Within a couple of years, I hope we’ll see millions of companies using Leadfeeder.
DG: How are you running this company differently from your previous ventures?
Pekka: I’m now running my second SaaS startup, and this time, from day one, our business has been designed to be global. When I was a first-time entrepreneur, my aim was to conquer the Finnish market, which I did, but I then faced difficulties taking the business international. Leadfeeder, on the other hand, was built from the ground up with world-wide growth in mind.
In addition, this time I have concentrated a lot more on getting the unit economics right, especially customer acquisition costs, churn and monthly revenue growth rates.
As a result of my experiences, I have learned to run the business heavily based on analytics. This has helped me to understand where the pain points are, how successful we have been and has helped all team members to be more self-guiding.
DG: Is there a healthy amount of collaboration among startups in Helsinki, or do business leaders there generally see each other as competitors?
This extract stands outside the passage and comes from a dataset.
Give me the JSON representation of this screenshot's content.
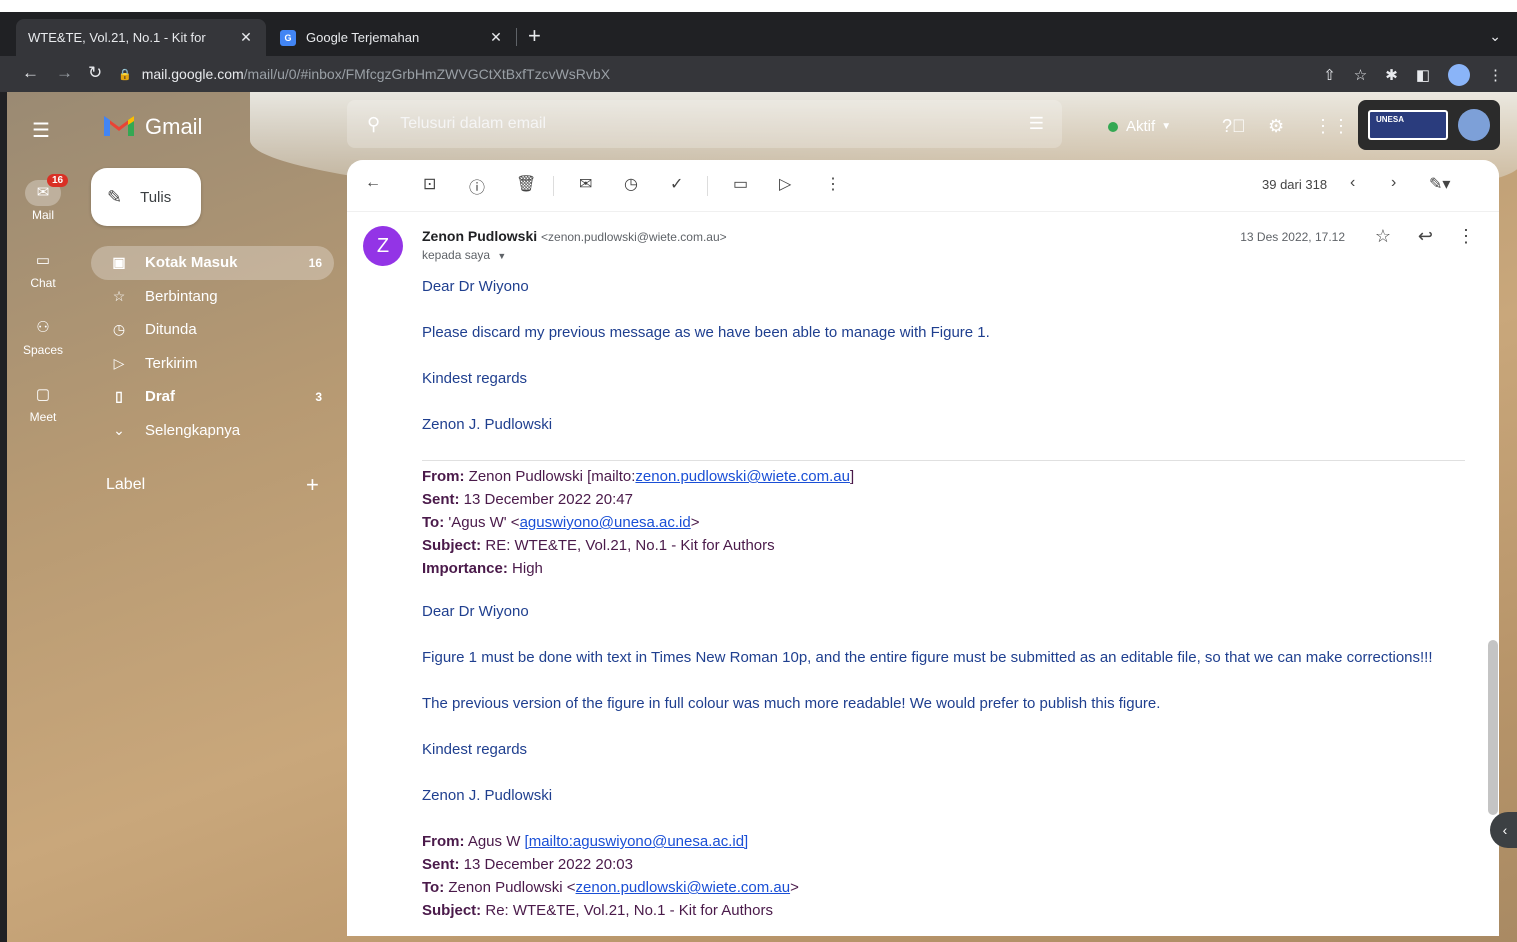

Pekka: I believe that learning about the tactics that others have used successfully is one of the most valuable things company leaders can do. Learning about things related specifically to sales and marketing is something Finnish entrepreneurs discuss with one another a great deal.
There are regular meetups for different groups, but as with so many things, the value you get from these discussions comes down to how proactively you pick others’ brains. The Finnish startup scene is small, which allows everyone to know and trust each other, but on the other hand, that limits how many fresh new perspectives there are.